The Coalition party room has signed off on the NEG policy, but conservatives Tony Abbott, Andrew Hastie, Eric Abetz, Craig Kelly, and George Christensen say they might cross the floor in an attempt to kill the policy when the proposal comes to parliament.

Experts say it is good to see progress on the deep impasse in the alignment of climate and energy policy.

Dr Ian Lowe - former President of the Australian Conservation Foundation – says the NEG has some serious deficiencies.

“It emphasises security of supply, one of the three objectives that should be achieved by an electricity policy,” he said.

“Its claim to reduce prices is less soundly based, and the assurance that the average household power bill will come down by $550 a year is just not credible.

“The NEG’s most serious deficiency is its failure to meet even our legal requirements under the Paris agreement to slow climate change.

“Since the government has no plan at all to reduce our greenhouse gas emissions from transport, agriculture or manufacturing, the lion’s share of our agreed reductions must come from electricity generation.
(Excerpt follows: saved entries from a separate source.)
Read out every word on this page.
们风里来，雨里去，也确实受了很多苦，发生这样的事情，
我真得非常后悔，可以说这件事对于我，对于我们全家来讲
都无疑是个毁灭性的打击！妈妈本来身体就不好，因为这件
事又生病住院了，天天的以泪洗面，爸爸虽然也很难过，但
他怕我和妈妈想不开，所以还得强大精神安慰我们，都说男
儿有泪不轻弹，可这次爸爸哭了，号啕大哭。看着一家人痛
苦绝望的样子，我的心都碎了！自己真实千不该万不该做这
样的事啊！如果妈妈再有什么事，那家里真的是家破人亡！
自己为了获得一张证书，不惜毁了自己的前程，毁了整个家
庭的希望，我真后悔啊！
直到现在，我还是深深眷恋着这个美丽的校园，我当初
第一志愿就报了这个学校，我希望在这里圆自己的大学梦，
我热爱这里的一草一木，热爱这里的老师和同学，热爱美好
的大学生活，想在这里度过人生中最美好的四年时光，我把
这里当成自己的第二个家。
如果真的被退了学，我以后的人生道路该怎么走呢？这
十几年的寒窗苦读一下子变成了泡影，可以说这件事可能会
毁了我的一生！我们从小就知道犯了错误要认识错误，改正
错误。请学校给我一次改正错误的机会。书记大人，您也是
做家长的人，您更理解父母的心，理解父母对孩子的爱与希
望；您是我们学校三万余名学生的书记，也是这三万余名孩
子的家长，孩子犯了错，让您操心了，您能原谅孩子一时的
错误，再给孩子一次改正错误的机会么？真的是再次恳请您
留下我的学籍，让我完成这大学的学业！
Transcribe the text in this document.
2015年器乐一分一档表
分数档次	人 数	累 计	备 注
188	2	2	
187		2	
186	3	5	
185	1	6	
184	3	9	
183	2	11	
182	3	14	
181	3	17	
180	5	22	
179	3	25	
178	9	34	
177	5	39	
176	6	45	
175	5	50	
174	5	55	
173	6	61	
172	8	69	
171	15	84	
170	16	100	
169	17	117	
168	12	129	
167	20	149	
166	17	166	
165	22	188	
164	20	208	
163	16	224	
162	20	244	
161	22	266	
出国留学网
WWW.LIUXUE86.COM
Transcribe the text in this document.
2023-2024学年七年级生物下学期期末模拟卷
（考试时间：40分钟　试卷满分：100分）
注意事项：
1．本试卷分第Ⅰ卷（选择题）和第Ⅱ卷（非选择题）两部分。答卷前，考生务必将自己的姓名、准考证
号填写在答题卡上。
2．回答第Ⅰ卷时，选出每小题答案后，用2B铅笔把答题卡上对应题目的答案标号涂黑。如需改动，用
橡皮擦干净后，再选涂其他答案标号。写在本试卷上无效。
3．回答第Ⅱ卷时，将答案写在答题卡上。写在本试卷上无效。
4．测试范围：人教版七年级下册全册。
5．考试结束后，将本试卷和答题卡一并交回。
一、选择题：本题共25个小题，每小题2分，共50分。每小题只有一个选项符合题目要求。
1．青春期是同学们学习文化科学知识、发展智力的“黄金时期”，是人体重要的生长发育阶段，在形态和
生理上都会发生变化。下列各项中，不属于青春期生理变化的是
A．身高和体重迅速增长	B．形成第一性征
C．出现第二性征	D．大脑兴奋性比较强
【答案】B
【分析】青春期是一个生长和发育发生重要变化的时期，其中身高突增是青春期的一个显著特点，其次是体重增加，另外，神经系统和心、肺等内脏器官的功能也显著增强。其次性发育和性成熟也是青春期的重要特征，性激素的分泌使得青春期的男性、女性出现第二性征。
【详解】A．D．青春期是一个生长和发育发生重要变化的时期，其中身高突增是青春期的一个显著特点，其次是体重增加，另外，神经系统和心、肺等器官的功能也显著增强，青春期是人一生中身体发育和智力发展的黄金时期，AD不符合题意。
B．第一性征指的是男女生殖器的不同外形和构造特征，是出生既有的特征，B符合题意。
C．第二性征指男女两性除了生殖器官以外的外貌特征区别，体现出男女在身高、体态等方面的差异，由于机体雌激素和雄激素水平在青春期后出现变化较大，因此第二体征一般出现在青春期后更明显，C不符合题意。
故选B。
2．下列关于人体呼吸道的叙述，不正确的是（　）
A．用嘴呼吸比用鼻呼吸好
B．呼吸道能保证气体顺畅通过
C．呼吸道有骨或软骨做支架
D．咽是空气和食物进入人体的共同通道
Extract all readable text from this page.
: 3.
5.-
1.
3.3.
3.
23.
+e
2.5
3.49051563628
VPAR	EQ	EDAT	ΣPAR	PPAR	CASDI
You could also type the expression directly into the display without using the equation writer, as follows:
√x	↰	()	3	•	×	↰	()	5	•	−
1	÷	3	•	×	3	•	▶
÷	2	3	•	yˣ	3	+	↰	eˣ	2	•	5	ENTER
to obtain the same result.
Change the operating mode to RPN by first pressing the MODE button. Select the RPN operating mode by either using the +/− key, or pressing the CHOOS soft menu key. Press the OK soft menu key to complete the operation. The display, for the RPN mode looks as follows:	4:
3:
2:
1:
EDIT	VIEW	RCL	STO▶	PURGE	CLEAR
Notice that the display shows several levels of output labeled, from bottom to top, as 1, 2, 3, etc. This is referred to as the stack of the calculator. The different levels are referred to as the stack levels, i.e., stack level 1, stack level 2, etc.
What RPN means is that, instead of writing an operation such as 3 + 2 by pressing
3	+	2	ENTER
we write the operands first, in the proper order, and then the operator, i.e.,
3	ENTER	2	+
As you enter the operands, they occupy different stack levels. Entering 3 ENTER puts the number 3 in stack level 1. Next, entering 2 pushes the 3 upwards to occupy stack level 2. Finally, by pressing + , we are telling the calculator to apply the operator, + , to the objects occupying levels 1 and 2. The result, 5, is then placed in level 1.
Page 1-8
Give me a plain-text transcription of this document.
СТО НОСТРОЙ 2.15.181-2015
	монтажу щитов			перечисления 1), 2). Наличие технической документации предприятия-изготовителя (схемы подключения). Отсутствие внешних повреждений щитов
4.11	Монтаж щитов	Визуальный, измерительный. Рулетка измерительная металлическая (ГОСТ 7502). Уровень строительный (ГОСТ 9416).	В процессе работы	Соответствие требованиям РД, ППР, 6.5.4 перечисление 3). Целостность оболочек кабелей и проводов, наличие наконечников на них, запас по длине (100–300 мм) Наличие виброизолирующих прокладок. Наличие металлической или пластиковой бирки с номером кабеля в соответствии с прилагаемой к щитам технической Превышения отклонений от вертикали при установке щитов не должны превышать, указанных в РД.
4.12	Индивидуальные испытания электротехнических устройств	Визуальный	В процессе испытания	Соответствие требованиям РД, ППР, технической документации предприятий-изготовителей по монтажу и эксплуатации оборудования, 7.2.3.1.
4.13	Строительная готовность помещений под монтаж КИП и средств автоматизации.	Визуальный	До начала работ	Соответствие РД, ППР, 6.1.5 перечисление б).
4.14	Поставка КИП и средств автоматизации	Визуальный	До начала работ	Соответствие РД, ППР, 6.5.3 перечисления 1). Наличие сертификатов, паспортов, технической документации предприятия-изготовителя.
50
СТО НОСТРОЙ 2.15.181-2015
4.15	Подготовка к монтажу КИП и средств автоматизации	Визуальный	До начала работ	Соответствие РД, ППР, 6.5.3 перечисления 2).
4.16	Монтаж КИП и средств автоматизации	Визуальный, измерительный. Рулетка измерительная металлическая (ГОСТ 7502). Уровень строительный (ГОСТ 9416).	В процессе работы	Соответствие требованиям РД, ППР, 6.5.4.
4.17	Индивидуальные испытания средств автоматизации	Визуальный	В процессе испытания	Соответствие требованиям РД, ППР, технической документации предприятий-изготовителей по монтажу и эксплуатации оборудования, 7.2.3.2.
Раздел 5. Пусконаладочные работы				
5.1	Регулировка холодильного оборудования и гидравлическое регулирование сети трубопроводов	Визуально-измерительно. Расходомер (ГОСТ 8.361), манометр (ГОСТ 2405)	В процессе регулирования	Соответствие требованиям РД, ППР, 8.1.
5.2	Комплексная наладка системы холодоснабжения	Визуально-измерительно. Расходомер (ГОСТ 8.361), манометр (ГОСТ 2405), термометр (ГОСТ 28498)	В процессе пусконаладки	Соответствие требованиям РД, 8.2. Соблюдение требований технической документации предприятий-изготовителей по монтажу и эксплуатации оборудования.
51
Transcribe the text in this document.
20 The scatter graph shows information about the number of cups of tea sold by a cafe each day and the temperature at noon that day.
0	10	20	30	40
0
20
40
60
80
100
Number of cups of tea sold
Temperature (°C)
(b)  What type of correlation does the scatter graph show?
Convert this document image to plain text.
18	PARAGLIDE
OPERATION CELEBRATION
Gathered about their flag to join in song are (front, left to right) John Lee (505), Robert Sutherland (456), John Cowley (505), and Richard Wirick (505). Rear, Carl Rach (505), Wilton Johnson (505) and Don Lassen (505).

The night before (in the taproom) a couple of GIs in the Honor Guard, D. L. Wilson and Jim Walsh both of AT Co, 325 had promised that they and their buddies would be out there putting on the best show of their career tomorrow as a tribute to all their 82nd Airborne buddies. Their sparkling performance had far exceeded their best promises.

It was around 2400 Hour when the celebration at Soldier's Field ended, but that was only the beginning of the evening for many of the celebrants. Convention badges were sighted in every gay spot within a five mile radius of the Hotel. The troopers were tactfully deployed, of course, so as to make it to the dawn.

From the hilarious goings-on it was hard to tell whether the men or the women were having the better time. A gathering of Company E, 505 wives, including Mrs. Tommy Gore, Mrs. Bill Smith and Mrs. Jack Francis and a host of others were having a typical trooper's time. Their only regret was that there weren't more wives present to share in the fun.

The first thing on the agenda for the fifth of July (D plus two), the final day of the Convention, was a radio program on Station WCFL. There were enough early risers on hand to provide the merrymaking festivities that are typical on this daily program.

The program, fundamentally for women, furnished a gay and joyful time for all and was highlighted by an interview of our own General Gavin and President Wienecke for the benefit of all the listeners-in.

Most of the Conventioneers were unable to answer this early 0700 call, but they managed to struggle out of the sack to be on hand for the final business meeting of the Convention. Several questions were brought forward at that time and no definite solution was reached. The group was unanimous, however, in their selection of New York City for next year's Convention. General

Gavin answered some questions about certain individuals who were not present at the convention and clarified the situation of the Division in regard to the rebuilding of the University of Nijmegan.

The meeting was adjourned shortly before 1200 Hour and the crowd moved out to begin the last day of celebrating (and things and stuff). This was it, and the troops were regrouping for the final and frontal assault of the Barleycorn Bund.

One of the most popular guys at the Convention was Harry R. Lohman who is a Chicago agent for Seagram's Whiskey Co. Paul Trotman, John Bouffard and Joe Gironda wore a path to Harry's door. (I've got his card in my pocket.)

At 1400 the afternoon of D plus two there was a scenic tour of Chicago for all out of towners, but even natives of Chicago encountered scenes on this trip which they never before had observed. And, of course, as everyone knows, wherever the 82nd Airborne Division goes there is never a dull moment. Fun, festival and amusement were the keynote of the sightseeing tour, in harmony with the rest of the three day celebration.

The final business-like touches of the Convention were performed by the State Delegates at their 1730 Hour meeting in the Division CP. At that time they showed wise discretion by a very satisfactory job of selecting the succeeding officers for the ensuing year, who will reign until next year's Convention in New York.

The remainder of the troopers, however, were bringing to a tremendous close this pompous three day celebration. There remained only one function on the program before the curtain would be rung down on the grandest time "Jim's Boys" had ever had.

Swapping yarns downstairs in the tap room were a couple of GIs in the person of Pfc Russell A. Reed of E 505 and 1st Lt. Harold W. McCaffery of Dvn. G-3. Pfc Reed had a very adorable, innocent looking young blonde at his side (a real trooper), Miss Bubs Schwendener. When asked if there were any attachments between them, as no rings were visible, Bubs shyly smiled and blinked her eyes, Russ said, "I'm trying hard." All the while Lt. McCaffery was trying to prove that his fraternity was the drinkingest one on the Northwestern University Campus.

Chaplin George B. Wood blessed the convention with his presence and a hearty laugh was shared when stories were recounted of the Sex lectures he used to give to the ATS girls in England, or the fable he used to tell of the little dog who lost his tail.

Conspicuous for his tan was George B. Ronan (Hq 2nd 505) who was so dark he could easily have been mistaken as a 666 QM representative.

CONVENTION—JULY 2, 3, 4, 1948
The NEG’s target is totally inadequate.

“Modelling suggests that the current wave of investment in large-scale renewable energy generation will be stalled if the NEG is approved in its present form.”

While the current form of the NEG is considered weak by environmentalists; “The nation can’t afford it to be derailed,” according to Professor Ken Baldwin, director of the Energy Change Institute at ANU.

The NEG plans now “needs to walk the COAG political minefield without being compromised as an effective decarbonisation measure,” he said.

“In this process the perfect should not become the enemy of the good.

“The mechanism itself first needs to be de-coupled from the ambition i.e. the politically-charged emissions reduction target needs to be set not in legislation, but by regulation so that it can easily be used as a knob to tune the level of ambition.

“Second, the states need to be able to set their own targets, but they need to agree to comply with the minimum 26 per cent target to avoid free-riding on the back of higher targets set by other states.

“There is a renewable energy train coming down the tracks, which will ride right over the top of this dithering on climate and energy policy if we don’t act now. 

“The NEG can help guide and even accelerate the train towards our climate goal, and future policies such as an economy-wide carbon pricing mechanism can be laid right over the top of it,” Prof Baldwin said.